Torture is a fact of life in Asian countries: Amnesty
Torture is a fact of life in countries across Asia, including in India, Pakistan and China, a human rights body claimed today, calling for "concrete action" against the "endemic" problem.
London: Torture is a fact of life in countries across Asia, including in India, Pakistan and China, a human rights body claimed today, calling for "concrete action" against the "endemic" problem.
"Torture is a fact of life in countries across Asia. The problem isn`t limited to a few rogue states, but is endemic throughout the region," said Richard Bennett, Amnesty International`s Asia-Pacific Director.
"Asian countries must stop paying lip service to their commitment to end torture. Signing up to the international treaties is important but not enough. It must be backed up with concrete action," he said at the launch of the organisation`s campaign "Stop Torture".
Torture is used to force confessions or to silence activists in countries such as China, India, Indonesia, Malaysia, Pakistan, Sri Lanka and Vietnam.
It is used to extort money in places such as Myanmar and Nepal, where poor and marginalised people are unable to bribe their way out of being tortured, the organisation claimed.

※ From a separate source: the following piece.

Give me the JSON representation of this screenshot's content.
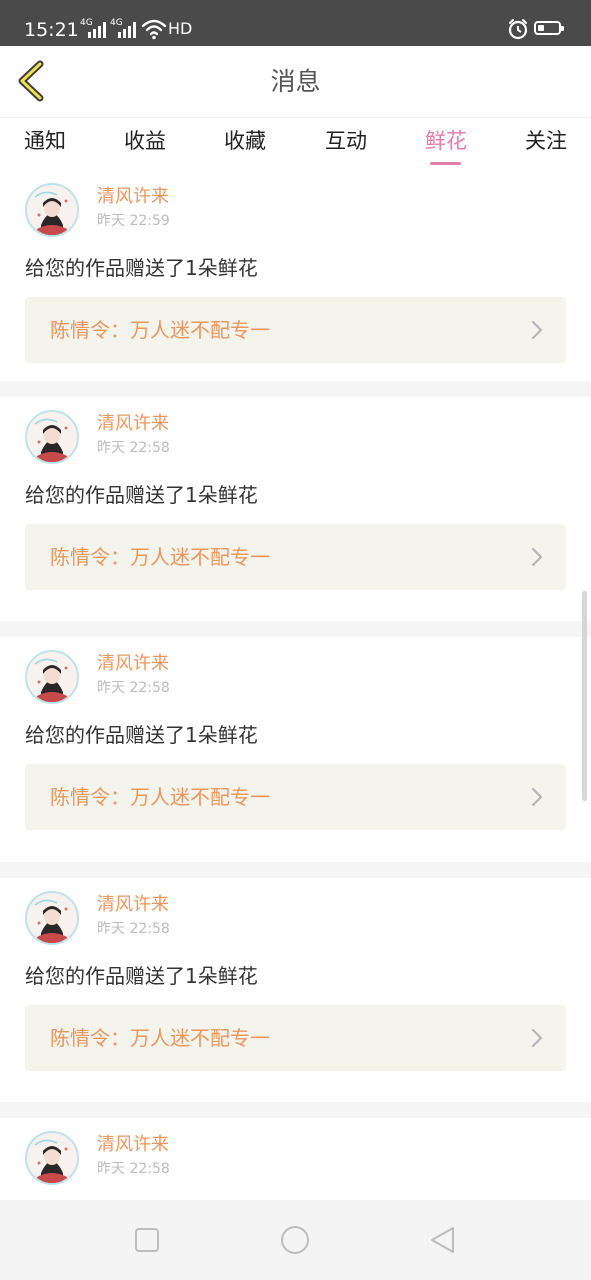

Amnesty International has reported on torture or other forms of ill-treatment in at least 141 countries from every region of the world over the past five years.
In a number of Asia-Pacific countries the use of torture and other cruel, inhuman or degrading treatment or punishment is routine and accepted by many as a legitimate response to high levels of crime, according to the organisation.
In 2014, thirty years after the UN adopted the 1984 Convention Against Torture, which commits all governments to combating the abuse, Amnesty International has claimed that at least 23 Asia-Pacific countries still resort to torturing or ill-treating.
Given the secretive nature of the abuse, the true number is likely to be higher, according to the organisation.